Hz. Ali Müslüman olmayanların kapısına gider, onların miskinlerini, öksüzlerini ziyaret eder, harabeleri dolaşır Yahudi aile ve çocukların ihtiyaçlarını karşılardı. Hz. Ali’nin annesi üç gün Allah’ın evinde Kâbe’de kaldı. O doğduğu zaman alıp eve getirdi. İmam Ali kimseye gözünü açmadı. Ama Hz. Ali Allah Resulünün nefesini yanı başında hissettiğinde gözlerini onun yüzüne açıp gülümsedi. Allah bizi Ali yolundan ayırmasın.” diye konuştu

Konuşmanın ardından Erdebil’den gelen Ehlibeyt meddahı Habibi kürsüye çıktı ve okuduğu methiyeler törene katılanlara coşku dolu anlar yaşattı.

Türkiye Caferileri Lideri Selahattin Özgündüz de selavat ve coşkulu tezahüratlarla çıktığı kürsüde şunları söyledi: “Allah o ecdadınıza rahmet eylesin ki sizi Ali vilayetiyle tanıştırdı. Ali taraftarı olmaktan, göğsümüz kabarıyor. Ali imamımızdır diye utanç duymuyoruz bilakis o imamımızdır diye iftiharımız var ve onunla övünüyoruz. Biz hamd ediyoruz ki rabbimiz Allah, Kitabımız, Kur’an, Kıblemiz Kâbe, Peygamberimiz Muhammed Mustafa (saa), İmamımız Ali bin Ebu Talip’dir. Allah bizi Ali yolundan ayırmasın dünya ve ahrette elimizi onun eteğinden ayırmasın.Özgündüz rahatsızlığıyla ilgili endişe edilecek bir durumun olmadığını da sözlerine ekleyerek Allah birliğimizi ve dirliğimizi bozmasın, bozmak isteyenlere de fırsat vermesin diye konuştu.



Konuşmanın ardından Urfalı Ehli Beyt şairi Mehmet Mavi Bütün Kâinata mövladır Ali adlı şiirini okudu.



Kutlama töreninde konuşan Almanya Gelsenkirchen imam ali camii imamı H. Ş. Muhammed Mücahidi ise: ‘Hz. Ali’yi anmak ibadettir.  Hz. Âdem ve Âlem aslında bu gün için hazırlanmıştı. Allah Hz. Âdem’e emretti yeryüzünde Kâbe’yi hazırlayacaksın, Kâbe benim evimdir, o evin temelini atacaksın.

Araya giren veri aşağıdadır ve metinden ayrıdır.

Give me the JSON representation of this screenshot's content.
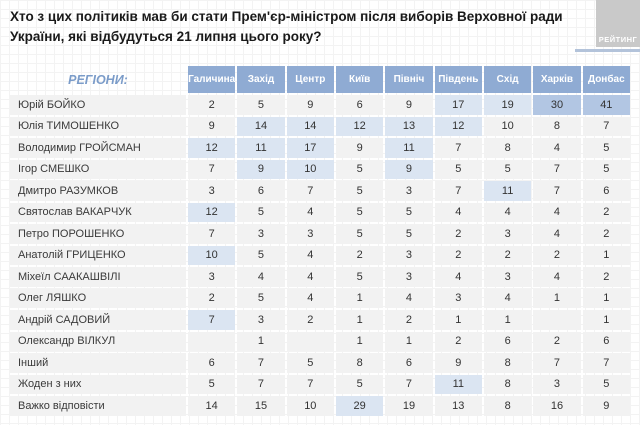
{
  "title": "Хто з цих політиків мав би стати Прем'єр-міністром після виборів Верховної ради України, які відбудуться 21 липня цього року?",
  "logo": {
    "text": "РЕЙТИНГ"
  },
  "table": {
    "corner_label": "РЕГІОНИ:"
  },
  "colors": {
    "header_bg": "#8fabd3",
    "row_bg": "#f2f2f2",
    "highlight_light": "#dbe5f2",
    "highlight_strong": "#b2c6e3",
    "regions_label_text": "#7b9cc9",
    "logo_bg": "#c9c9c9",
    "logo_text": "#ffffff"
  },
  "chart_data": {
    "type": "table",
    "title": "Хто з цих політиків мав би стати Прем'єр-міністром після виборів Верховної ради України, які відбудуться 21 липня цього року?",
    "categories": [
      "Галичина",
      "Захід",
      "Центр",
      "Київ",
      "Північ",
      "Південь",
      "Схід",
      "Харків",
      "Донбас"
    ],
    "series": [
      {
        "name": "Юрій БОЙКО",
        "values": [
          2,
          5,
          9,
          6,
          9,
          17,
          19,
          30,
          41
        ],
        "highlights": [
          0,
          0,
          0,
          0,
          0,
          1,
          1,
          2,
          2
        ]
      },
      {
        "name": "Юлія ТИМОШЕНКО",
        "values": [
          9,
          14,
          14,
          12,
          13,
          12,
          10,
          8,
          7
        ],
        "highlights": [
          0,
          1,
          1,
          1,
          1,
          1,
          0,
          0,
          0
        ]
      },
      {
        "name": "Володимир ГРОЙСМАН",
        "values": [
          12,
          11,
          17,
          9,
          11,
          7,
          8,
          4,
          5
        ],
        "highlights": [
          1,
          1,
          1,
          0,
          1,
          0,
          0,
          0,
          0
        ]
      },
      {
        "name": "Ігор СМЕШКО",
        "values": [
          7,
          9,
          10,
          5,
          9,
          5,
          5,
          7,
          5
        ],
        "highlights": [
          0,
          1,
          1,
          0,
          1,
          0,
          0,
          0,
          0
        ]
      },
      {
        "name": "Дмитро РАЗУМКОВ",
        "values": [
          3,
          6,
          7,
          5,
          3,
          7,
          11,
          7,
          6
        ],
        "highlights": [
          0,
          0,
          0,
          0,
          0,
          0,
          1,
          0,
          0
        ]
      },
      {
        "name": "Святослав ВАКАРЧУК",
        "values": [
          12,
          5,
          4,
          5,
          5,
          4,
          4,
          4,
          2
        ],
        "highlights": [
          1,
          0,
          0,
          0,
          0,
          0,
          0,
          0,
          0
        ]
      },
      {
        "name": "Петро ПОРОШЕНКО",
        "values": [
          7,
          3,
          3,
          5,
          5,
          2,
          3,
          4,
          2
        ],
        "highlights": [
          0,
          0,
          0,
          0,
          0,
          0,
          0,
          0,
          0
        ]
      },
      {
        "name": "Анатолій ГРИЦЕНКО",
        "values": [
          10,
          5,
          4,
          2,
          3,
          2,
          2,
          2,
          1
        ],
        "highlights": [
          1,
          0,
          0,
          0,
          0,
          0,
          0,
          0,
          0
        ]
      },
      {
        "name": "Міхеїл СААКАШВІЛІ",
        "values": [
          3,
          4,
          4,
          5,
          3,
          4,
          3,
          4,
          2
        ],
        "highlights": [
          0,
          0,
          0,
          0,
          0,
          0,
          0,
          0,
          0
        ]
      },
      {
        "name": "Олег ЛЯШКО",
        "values": [
          2,
          5,
          4,
          1,
          4,
          3,
          4,
          1,
          1
        ],
        "highlights": [
          0,
          0,
          0,
          0,
          0,
          0,
          0,
          0,
          0
        ]
      },
      {
        "name": "Андрій САДОВИЙ",
        "values": [
          7,
          3,
          2,
          1,
          2,
          1,
          1,
          null,
          1
        ],
        "highlights": [
          1,
          0,
          0,
          0,
          0,
          0,
          0,
          0,
          0
        ]
      },
      {
        "name": "Олександр ВІЛКУЛ",
        "values": [
          null,
          1,
          null,
          1,
          1,
          2,
          6,
          2,
          6
        ],
        "highlights": [
          0,
          0,
          0,
          0,
          0,
          0,
          0,
          0,
          0
        ]
      },
      {
        "name": "Інший",
        "values": [
          6,
          7,
          5,
          8,
          6,
          9,
          8,
          7,
          7
        ],
        "highlights": [
          0,
          0,
          0,
          0,
          0,
          0,
          0,
          0,
          0
        ]
      },
      {
        "name": "Жоден з них",
        "values": [
          5,
          7,
          7,
          5,
          7,
          11,
          8,
          3,
          5
        ],
        "highlights": [
          0,
          0,
          0,
          0,
          0,
          1,
          0,
          0,
          0
        ]
      },
      {
        "name": "Важко відповісти",
        "values": [
          14,
          15,
          10,
          29,
          19,
          13,
          8,
          16,
          9
        ],
        "highlights": [
          0,
          0,
          0,
          1,
          0,
          0,
          0,
          0,
          0
        ]
      }
    ],
    "legend_note": "highlights: 0 = plain grey cell, 1 = light blue emphasis, 2 = strong blue emphasis"
  }
}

Daha sonra Âdem’in neslinden gelen Hz. İbrahim’e emreyledi ey İbrahim! Benim evim Kâbe’yi onaracaksın, tertemiz yapıp süsleyerek evimi hazırlayacaksın. Ev neden hazırlanıp süslenir değerli mümin kardeş ve bacılarım? Misafir gelecek diye. Allah bununla şunu buyuruyordu:

Ey İbrahim ve Âdem sizin yolunuzu İmamet olarak devam ettirecek olan misafirim gelecek. O kimin misafiriydi Allah’ın evine. O eve tek bir misafir gelecek. Ondan sonra kimler gelecek?  Evvel Ali, Ahir Ali, Batın Ali. O eve kimse girmeyecek. Fatime Binti Ali’ye işaret ediliyor. Ya Fatıma gel. Benim evime, Kâbe’ye yani Allah’ın evine. Bu evde Ali dünyaya geldi. Kıyamete kadar da orası sadece Ali’ye açıldı.

Duvar yarılıp Fatıma Binti Esed bu kutlu doğumu orada gerçekleştirdi. Bütün Müslümanlar hacda o vilayetin etrafında dönmekte ve dönmeye devam edeceklerdir. Hz. Ali’nin yaşantısını dört evreye ayırmak gerekir. Bir on yaşına kadar peygamberin kucağında vahyin evinde eğitilip büyütülmesi.  23 yıl o peygamberin yanında onun izinde verdiği mücadele. Bedir, Uhut, Hendek, Huneyn, Hayber’de ve en zor savaşlardan birisi olan Cemel savaşında onu görüyoruz bu dönemde verdiği cihat. 

Üçüncü dönemi 25 yıl vahdet için sabırla verdiği mücadele. Kendi tabiriyle gözünde kılçık, boğazında kemik kalmış insan gibi sabrettim. Son beş yılı da adaletin kök salması için verdiği mücadele. Yabancı bir yazar diyordu ki ne olurdu ki dünya insanlığa her yüz yılda bir Ali gibi birini bahşetseydi. Allah’a hamdolsun. Şunu da demeliğim değerli büyüğümüzün H. Ş. Selahattin Özgündüz hocamızın gayretleriyle bu günlere geldik ve bu güzellikleri birlikte yaşıyoruz. Allah uzun ömürler versin ve Allah bizi Ali yolundan ayırmasın.”diyerek sözlerini bitirdi.


Araştırmacı yazar Necmi Santalu da Hz. İmam Ali’nin yolu İslam’ın özüdür. İnsanlığın ve Müslümanların ondan alacağı büyük derslerin olduğunun altını çizdi. Program okunan methiye ve duaların ardından verilen ikram yemeğiyle son buldu.